Increased overseas investment by local companies and private machinery imports have provided “counter-capital inflows,” Bank of Thailand Deputy Governor Pongpen Ruengvirayudh said today in an interview in Bangkok, adding that a stronger baht is not always a “bad thing.” The currency fell as much as 0.4 percent earlier amid speculation local importers will increase dollar purchases to take advantage of the baht’s rally to a five-week high yesterday.

The baht was unchanged from yesterday at 29.73 per dollar as of 3:51 p.m. in Bangkok, according to data compiled by Bloomberg. One-month implied volatility, a measure of expected moves in the exchange rate used to price options, dropped four basis points, or 0.04 percentage point, to 5.16 percent.

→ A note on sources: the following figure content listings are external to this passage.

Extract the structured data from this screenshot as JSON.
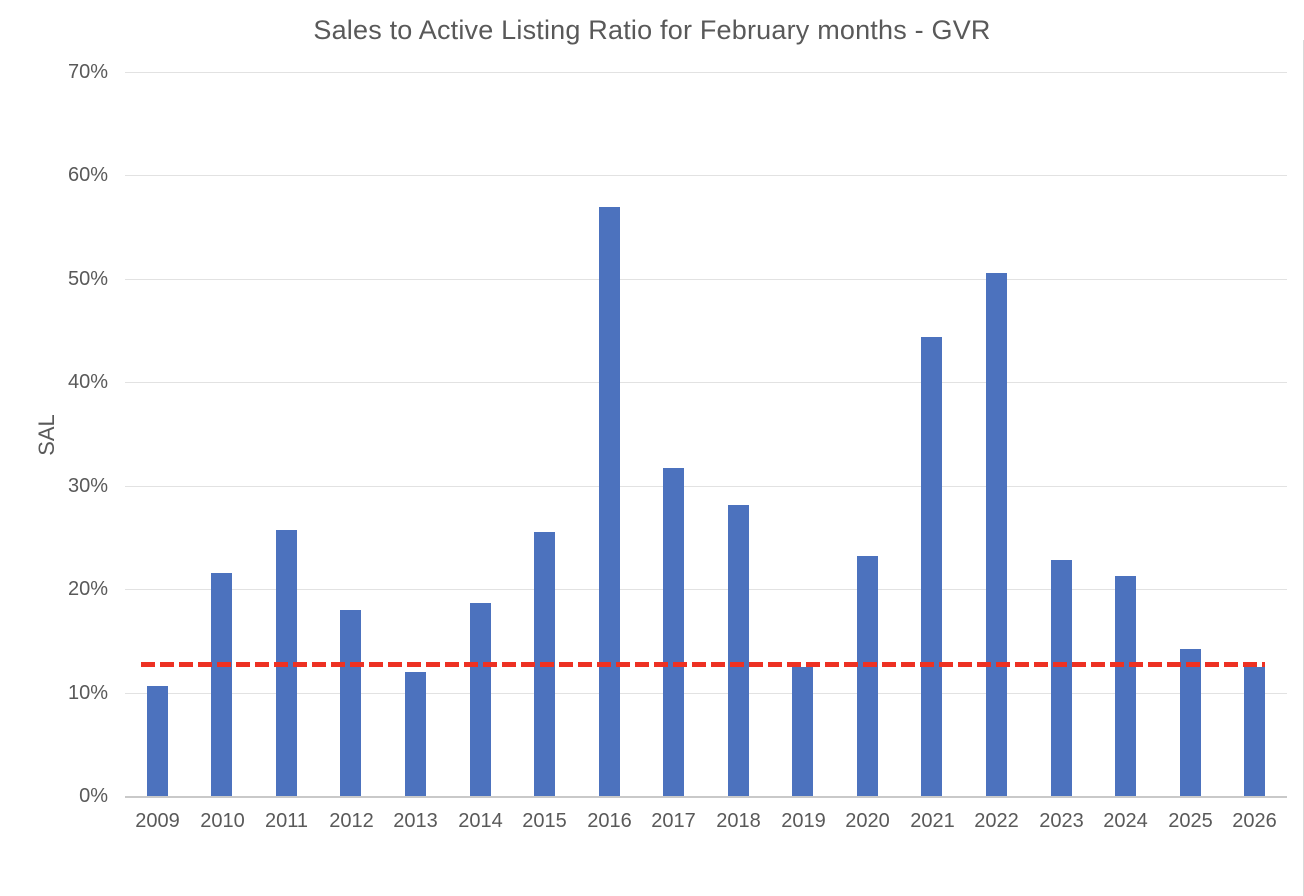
{
  "chart_data": {
    "type": "bar",
    "title": "Sales to Active Listing Ratio for February months - GVR",
    "xlabel": "",
    "ylabel": "SAL",
    "categories": [
      "2009",
      "2010",
      "2011",
      "2012",
      "2013",
      "2014",
      "2015",
      "2016",
      "2017",
      "2018",
      "2019",
      "2020",
      "2021",
      "2022",
      "2023",
      "2024",
      "2025",
      "2026"
    ],
    "values": [
      10.6,
      21.6,
      25.7,
      18.0,
      12.0,
      18.7,
      25.5,
      56.9,
      31.7,
      28.1,
      12.5,
      23.2,
      44.4,
      50.6,
      22.8,
      21.3,
      14.2,
      12.5
    ],
    "value_unit": "%",
    "ylim": [
      0,
      70
    ],
    "ytick_step": 10,
    "ytick_labels": [
      "0%",
      "10%",
      "20%",
      "30%",
      "40%",
      "50%",
      "60%",
      "70%"
    ],
    "grid": true,
    "legend_position": "none",
    "reference_line": {
      "type": "dashed-horizontal",
      "value": 12.8,
      "color": "#ed3123"
    },
    "bar_color": "#4c72be",
    "text_color": "#595959",
    "gridline_color": "#e2e2e2",
    "axis_line_color": "#c9c9c9",
    "background_color": "#ffffff"
  }
}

“Comments suggesting gains in the baht may be tolerated will help encourage more inflows,” said Koji Fukaya, chief executive officer and currency strategist of FPG Securities Co. in Tokyo. “Thailand’s economy is relatively stronger and the baht may continue to see appreciation pressure.”

Shipments from abroad jumped 41 percent in January, while exports rose 16 percent, resulting in a trade deficit of $5.5 billion, according to the latest official figures.

The yield on Thailand’s 3.625 percent government notes due June 2023 rose two basis points to 3.66 percent, the highest level since Feb. 4, data compiled by Bloomberg show.